Province ministers divided on whether to celebrate Constitution Day or protest itRJP-N leaders are protesting against the constitution as it does not incorporate the rights of Madhesis, Janjatis, women, Muslims and Dalits.
Cabinet ministers and lawmakers of Province 2 are divided on whether they should celebrate the upcoming Constitution Day or protest it by terming the day as ‘black day’.
While leaders of the ruling Samajbadi Party Nepal (SPN) are organising various programmes to mark Constitution Day, with the chief minister, ministers, lawmakers, the people’s representatives and government officials scheduled to attend different functions organised to mark the day, the Rastriya Janata Party-Nepal (RJP-N) is organising a protest programme on the day.
The country is observing Constitution Day on Friday to commemorate the historic day when the present constitution of Nepal was promulgated in 2015. The federal government has declared the day a public holiday to mark the national day.
Meanwhile, the provincial government has set a three-day programme—including various interaction programmes and rallies—to celebrate the occasion starting Wednesday. Chief Minister Mohammad Lalbabu Raut is also scheduled to attend the functions.
The provincial government has also urged all Cabinet ministers and lawmakers to attend the programmes organised. Ministers representing SPN have also been publicly saying that all ministers must attend the functions to observe Constitution Day. However, the ministers representing the RJP-N have stated they will be boycotting all the functions, and will instead be protesting.
There are 25 RJP-N lawmakers in the 107-member assembly of Province 2. Three ministers, three state ministers and a speaker were appointed from the RJP-N.

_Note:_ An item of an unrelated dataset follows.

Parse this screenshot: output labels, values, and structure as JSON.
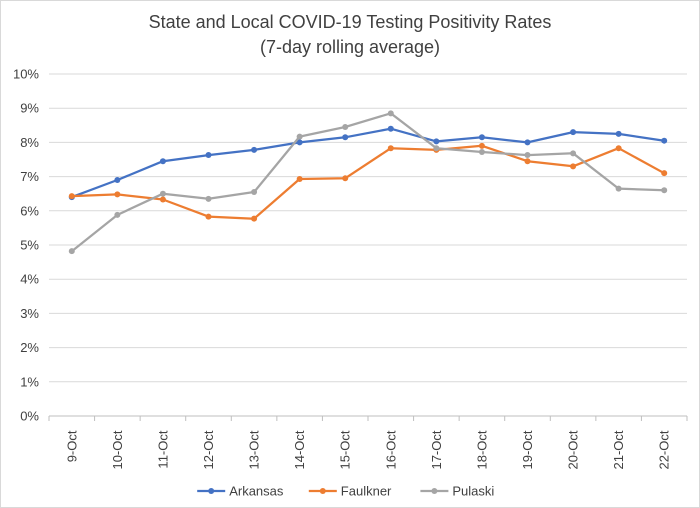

Province 2 Minister for Financial Affairs Bijaya Yadav said that those ministers who do not attend the functions and ignore the Cabinet’s decision do not deserve to hold their posts.
However, State Minister for Industry, Tourism, Forest and Environment Suresh Mandal said he would not attend the function organised by the provincial government on the Constitution Day. “Bullets were fired against Madhesis when the constitution was promulgated. While others were celebrating the promulgation of the constitution, we were attending funerals,” Mandal told the Post, adding that he as well his party RJP-N were protesting against the constitution as it did not incorporate rights of the Madhesi, Janjati, women, Muslim and Dalit populations.
Political analyst Bijaya Prasad Mishra, who is an expert on Madhes politics, said that it did not look good on the part of the government officials to protest the constitution. “RJP-N leaders had reached a consensus and then formed the constitution,” said Mishra. “If they are against particular articles and provisions then it would be okay, but it is wrong to protest the whole constitution.”
Last year too the provincial government’s ministers, lawmakers and the people’s representatives of the local units had joined an anti-constitution rally, which had invited a lot of criticism.